A General Guide to Personal Injury Law

If your attorney files a lawsuit against someone on your behalf to demand compensation for injuries you sustained, your lawsuit is in the area of personal injury law. For example, you might work with a Tampa Bay auto accident attorney if another driver rear-ended your car, causing you to suffer from chronic pain due to whiplash. With a personal injury case, your lawyer will try to prove that the other party was negligent in some way, which led to your injuries.

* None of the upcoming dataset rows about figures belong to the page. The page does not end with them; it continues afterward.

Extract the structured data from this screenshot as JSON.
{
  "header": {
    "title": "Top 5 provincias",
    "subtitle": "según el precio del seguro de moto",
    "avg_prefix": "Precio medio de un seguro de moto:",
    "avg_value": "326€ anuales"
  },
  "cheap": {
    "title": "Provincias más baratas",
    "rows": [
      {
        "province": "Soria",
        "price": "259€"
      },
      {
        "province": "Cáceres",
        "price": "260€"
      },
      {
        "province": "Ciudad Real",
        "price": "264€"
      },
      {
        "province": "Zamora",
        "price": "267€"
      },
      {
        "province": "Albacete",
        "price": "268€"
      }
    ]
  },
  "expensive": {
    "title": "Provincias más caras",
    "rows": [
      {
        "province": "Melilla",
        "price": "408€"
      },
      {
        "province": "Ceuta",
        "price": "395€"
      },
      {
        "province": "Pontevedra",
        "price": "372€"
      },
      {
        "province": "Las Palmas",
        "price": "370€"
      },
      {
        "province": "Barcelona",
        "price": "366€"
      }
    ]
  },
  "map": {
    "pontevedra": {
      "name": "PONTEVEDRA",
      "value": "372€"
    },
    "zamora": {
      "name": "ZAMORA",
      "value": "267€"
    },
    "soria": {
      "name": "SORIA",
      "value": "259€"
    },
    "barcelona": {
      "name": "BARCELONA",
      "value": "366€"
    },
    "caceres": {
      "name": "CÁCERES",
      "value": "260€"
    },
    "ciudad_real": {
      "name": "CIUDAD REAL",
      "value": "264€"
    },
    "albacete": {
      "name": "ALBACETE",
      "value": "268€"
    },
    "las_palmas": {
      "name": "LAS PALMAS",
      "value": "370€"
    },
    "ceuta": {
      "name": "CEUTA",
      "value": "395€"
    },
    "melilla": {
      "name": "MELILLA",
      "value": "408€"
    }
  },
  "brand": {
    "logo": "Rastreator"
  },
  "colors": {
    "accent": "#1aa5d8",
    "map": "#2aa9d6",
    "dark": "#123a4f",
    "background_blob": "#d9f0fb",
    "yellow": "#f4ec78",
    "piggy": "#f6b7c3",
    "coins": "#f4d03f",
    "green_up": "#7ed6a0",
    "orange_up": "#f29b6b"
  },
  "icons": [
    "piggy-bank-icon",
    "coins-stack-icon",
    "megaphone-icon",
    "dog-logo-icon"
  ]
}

Basis for Personal Injury Claims
Car Accident Lawyer Tampa Negligence is a common basis for a personal injury claim . A personal injury lawyer may prove negligence in the case of a boating accident, car crash, construction site accident, and many other similar circumstances. Negligence is also a common basis of personal injury claims that stem from medical malpractice allegations. For example, your attorney might file a lawsuit against a doctor for failing to identify the signs of fetal distress and perform an emergency C-section in a timely manner. However, negligence isn't the only reason for this type of lawsuit. Your lawyer may also allege strict liability. An example of this type of case is when a designer or manufacturer produces a defective product, which malfunctions and causes injuries. Or, your lawsuit may allege an intentional wrong. For example, if someone attacks you and causes injuries, that person may face civil penalties in addition to criminal charges.

Procedure for Filing a Lawsuit
After your attorney files a lawsuit on your behalf, both parties will go through a process called discovery. During discovery, your lawyer and the counsel for the defendant will gather documents and facts pertaining to the case. They will also conduct depositions, which involve asking questions under oath.

Resolution of Personal Injury Claims
The majority of personal injury claims are settled after discovery, before going to trial. Your lawyer can negotiate with the defendant's counsel to develop a settlement agreement. If you agree with the terms, the case will not go to trial. If you do not agree with the terms of the offer, the case will be resolved in court. A successful outcome involves a jury verdict, or a jury award, which compensates you for your injuries.